Chains of optional intervals

Though there are various methods for modeling a chain of optional interval variables, an efficient method is recommended.

Sometimes it is necessary to model a chain of n optional intervals for which, only the first k (k<=n) will be present where k is an implicit decision of the problem.

For instance, this is useful for modeling a preemptive activity that can be split into at most n parts. In the following sample, there are the additional constraints that each “part” of the activity has specified a minimal (pmin) and a maximal duration (pmax) and that the total duration (size) of the parts must equal the processing time pt of the preemptive activity. Note that when the part i is absent, the value returned by IloSizeOf(part[i]) will be 0 (this is the default value when no argument is passed to the expression), thus it will not be counted in the sum.

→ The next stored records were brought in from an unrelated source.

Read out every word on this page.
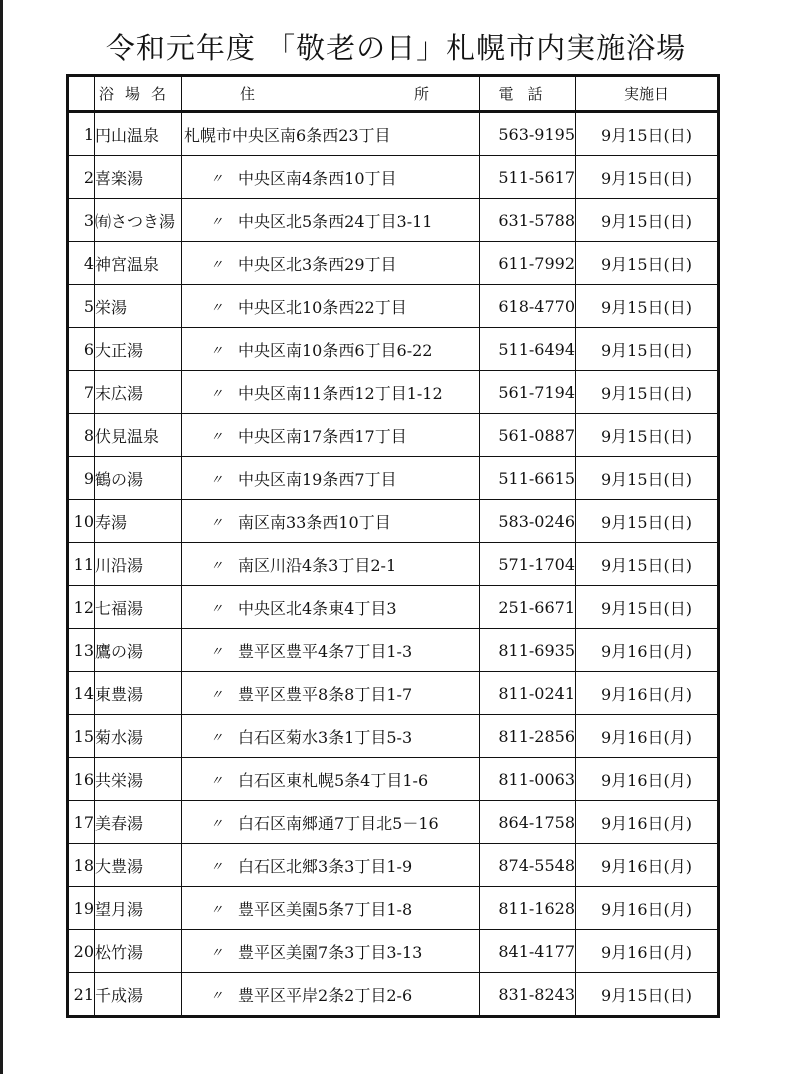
令和元年度 「敬老の日」札幌市内実施浴場
	浴場名	住 所	電話	実施日
1	円山温泉	札幌市 中央区南6条西23丁目	563-9195	9月15日(日)
2	喜楽湯	〃 中央区南4条西10丁目	511-5617	9月15日(日)
3	㈲さつき湯	〃 中央区北5条西24丁目3-11	631-5788	9月15日(日)
4	神宮温泉	〃 中央区北3条西29丁目	611-7992	9月15日(日)
5	栄湯	〃 中央区北10条西22丁目	618-4770	9月15日(日)
6	大正湯	〃 中央区南10条西6丁目6-22	511-6494	9月15日(日)
7	末広湯	〃 中央区南11条西12丁目1-12	561-7194	9月15日(日)
8	伏見温泉	〃 中央区南17条西17丁目	561-0887	9月15日(日)
9	鶴の湯	〃 中央区南19条西7丁目	511-6615	9月15日(日)
10	寿湯	〃 南区南33条西10丁目	583-0246	9月15日(日)
11	川沿湯	〃 南区川沿4条3丁目2-1	571-1704	9月15日(日)
12	七福湯	〃 中央区北4条東4丁目3	251-6671	9月15日(日)
13	鷹の湯	〃 豊平区豊平4条7丁目1-3	811-6935	9月16日(月)
14	東豊湯	〃 豊平区豊平8条8丁目1-7	811-0241	9月16日(月)
15	菊水湯	〃 白石区菊水3条1丁目5-3	811-2856	9月16日(月)
16	共栄湯	〃 白石区東札幌5条4丁目1-6	811-0063	9月16日(月)
17	美春湯	〃 白石区南郷通7丁目北5－16	864-1758	9月16日(月)
18	大豊湯	〃 白石区北郷3条3丁目1-9	874-5548	9月16日(月)
19	望月湯	〃 豊平区美園5条7丁目1-8	811-1628	9月16日(月)
20	松竹湯	〃 豊平区美園7条3丁目3-13	841-4177	9月16日(月)
21	千成湯	〃 豊平区平岸2条2丁目2-6	831-8243	9月15日(日)
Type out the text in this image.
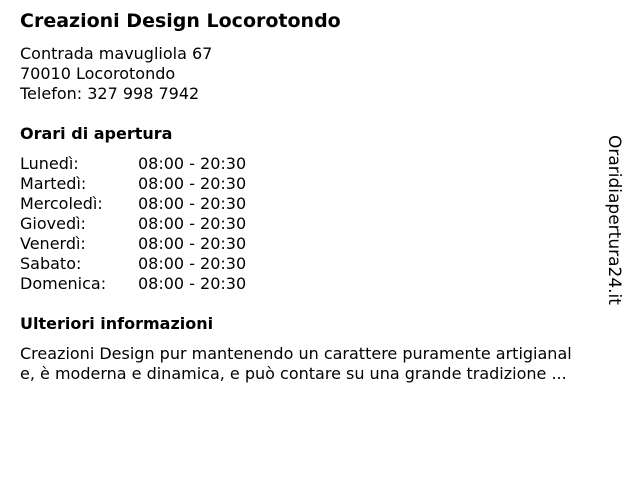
Creazioni Design Locorotondo
Contrada mavugliola 67
70010 Locorotondo
Telefon: 327 998 7942
Orari di apertura
Lunedì:	08:00 - 20:30
Martedì:	08:00 - 20:30
Mercoledì: 08:00 - 20:30
Giovedì:	08:00 - 20:30
Venerdì:	08:00 - 20:30
Sabato:	08:00 - 20:30
Domenica: 08:00 - 20:30
Ulteriori informazioni
Creazioni Design pur mantenendo un carattere puramente artigianal
e, è moderna e dinamica, e può contare su una grande tradizione ...
Oraridiapertura24.it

IloIntExpr totalSize(env);
IloIntervalVarArray part(env,n);
part[0] = IloIntervalVar(env, pmin, pmax, IloTrue);
totalSize += IloSizeOf(part[0]);
for (IloInt i=1; i < n; i++) {
  part[i] = IloIntervalVar(env, pmin, pmax,IloTrue);
  totalSize += IloSizeOf(part[i]);
  m.add(IloIfThen(env,IloPresenceOf(env,part[i]),IloPresenceOf(env,part[i-1])));
  m.add(IloEndBeforeStart(env,part[i-1],part[i]);
}
m.add(totalSize == pt);

Another example is a set of at most n flexible shifts for a worker with specific constraints on the shift duration and minimal resting time between shifts (see Different uses of the alternative constraint).